Presentación de esta obra maestra del humorismo


Recuerdo mi primera visita a Tartarín de Tarascón tan claramente como si hubiera sido ayer, aunque hace de ello más de una docena de años. Él vivía entonces en la tercera casa a la izquierda, según se entra en la ciudad por la carretera de Aviñón; y era su morada una preciosa quinta, pequeña, como muchas otras en Tarascón, con un delicioso jardincito en su frente, una galería detrás, y sus paredes tan blancas que relucían con el brillo de un espejo herido por los rayos del claro sol del Mediodía. Las persianas eran de un verde claro; pero en realidad no había cosa alguna notable en el aspecto exterior de la casa. En el interior ya no sucedía lo mismo. Pero la sorpresa era súbita y muy explicable.

Después de pasar al huerto que la quinta tenía a su espalda, nadie creería estar en la vieja Francia. Todos los árboles y plantas habían sido traídos de países extranjeros; ¡tan tremendo era para recoger curiosidades de la naturaleza este admirable Tartarín! Preciábase, por ejemplo, de tener un espécimen de baobab, el más gigantesco de todos los árboles del mundo; si bien el tal espécimen era sólo bastante grande para ocupar un tiesto de reseda, a pesar de lo cual, su dueño estaba altamente orgulloso de poseerlo.

Lo más notable de este lugar de tan exótico aspecto era, no obstante, el retiro privado del héroe, en el fondo de] huerto.
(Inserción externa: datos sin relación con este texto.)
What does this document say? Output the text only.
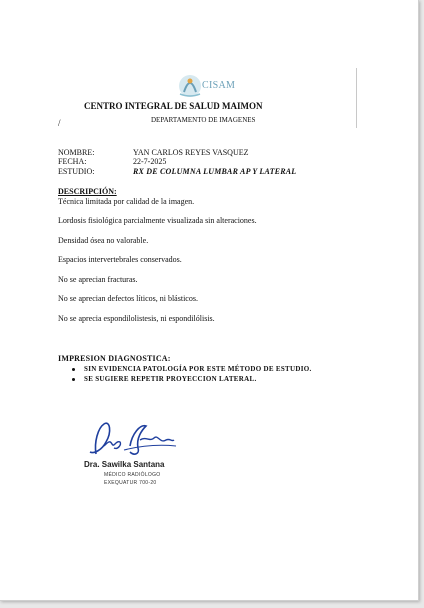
CISAM
CENTRO INTEGRAL DE SALUD MAIMON
DEPARTAMENTO DE IMAGENES
/
NOMBRE:	YAN CARLOS REYES VASQUEZ
FECHA:	22-7-2025
ESTUDIO:	RX DE COLUMNA LUMBAR AP Y LATERAL
DESCRIPCIÓN:
Técnica limitada por calidad de la imagen.
Lordosis fisiológica parcialmente visualizada sin alteraciones.
Densidad ósea no valorable.
Espacios intervertebrales conservados.
No se aprecian fracturas.
No se aprecian defectos líticos, ni blásticos.
No se aprecia espondilolistesis, ni espondilólisis.
IMPRESION DIAGNOSTICA:
SIN EVIDENCIA PATOLOGÍA POR ESTE MÉTODO DE ESTUDIO.
SE SUGIERE REPETIR PROYECCION LATERAL.
Dra. Sawilka Santana
MÉDICO RADIÓLOGO
EXEQUATUR 700-20
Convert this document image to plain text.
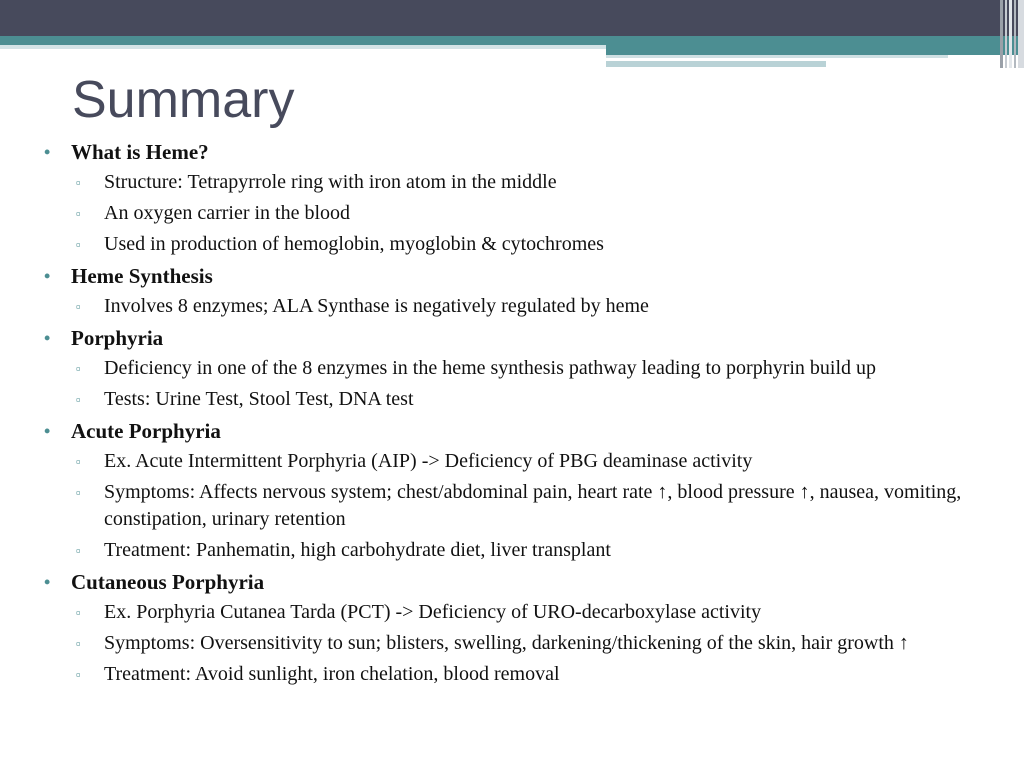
Summary
• What is Heme?
▫	Structure: Tetrapyrrole ring with iron atom in the middle
▫	An oxygen carrier in the blood
▫	Used in production of hemoglobin, myoglobin & cytochromes
• Heme Synthesis
▫	Involves 8 enzymes; ALA Synthase is negatively regulated by heme
• Porphyria
▫	Deficiency in one of the 8 enzymes in the heme synthesis pathway leading to porphyrin build up
▫	Tests: Urine Test, Stool Test, DNA test
• Acute Porphyria
▫	Ex. Acute Intermittent Porphyria (AIP) -> Deficiency of PBG deaminase activity
▫	Symptoms: Affects nervous system; chest/abdominal pain, heart rate ↑, blood pressure ↑, nausea, vomiting, constipation, urinary retention
▫	Treatment: Panhematin, high carbohydrate diet, liver transplant
• Cutaneous Porphyria
▫	Ex. Porphyria Cutanea Tarda (PCT) -> Deficiency of URO-decarboxylase activity
▫	Symptoms: Oversensitivity to sun; blisters, swelling, darkening/thickening of the skin, hair growth ↑
▫	Treatment: Avoid sunlight, iron chelation, blood removal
Figúrese el lector un salón grande, reluciente del suelo al techo con armas de todas clases, recogidas en los diferentes países: carabinas, rifles, trabucos, cuchillos de monte, revólveres, dagas, saetas con punta de pedernal, en una palabra, ejemplares de las mortíferas armas de todas las razas, usadas por el hombre en las diversas partes del mundo. Cada objeto estaba clasificado admirable y curiosamente, y rotulado como si fuera en un museo público. “Flechas envenenadas. Se ruega no tocarlas”, era la advertencia escrita en una de las cartulinas. “Armas cargadas. ¡Cuidado!”, podía leerse en otra. ¡Caramba! Se necesitaba valor para andar por el retiro del gran Tartarín.

Había allí libros de viajes y aventuras, libros de caza de fieras, puestos sobre la mesa que ocupaba el centro, y, sentado a ella, veíase a un hombre de corta estatura y un tanto gordo, de pelo rubio y de unos cuarenta y cinco años, con barba muy recortada y ojos avispados. Estaba leyendo, en mangas de camisa, un libro que tenía en la mano, y entretanto gesticulaba descompasadamente con una gran pipa que tenía en la otra, pues se figuraba evidentemente ser el atrevido héroe de la novela; y este sujeto de cara satisfecha era el gran Tartarín de Tarascón; ¡el intrépido, el incomparable Tartarín! Tal hombre para un tal ambiente de rarezas.

Ahora bien, en el tiempo a que me refiero, Tartarín no había alcanzado todavía la fama de sus últimos años, pues aunque ya era ciertamente una persona de viso en Tarascón, había de llegar a ser todavía el hombre más famoso en todo el sur de Francia. La gente de Tarascón era sumamente aficionada a la caza; y Tartarín era el campeón de los cazadores. Cosa que no dejará de parecer chusca, al considerar que no había en varios kilómetros alrededor de Tarascón ser viviente alguno al que se pudiese disparar un tiro, fuera de algún raro gorrión que atrajera a los cazadores de la localidad; pero el lector no sabe cuan ingeniosa es aquella gente.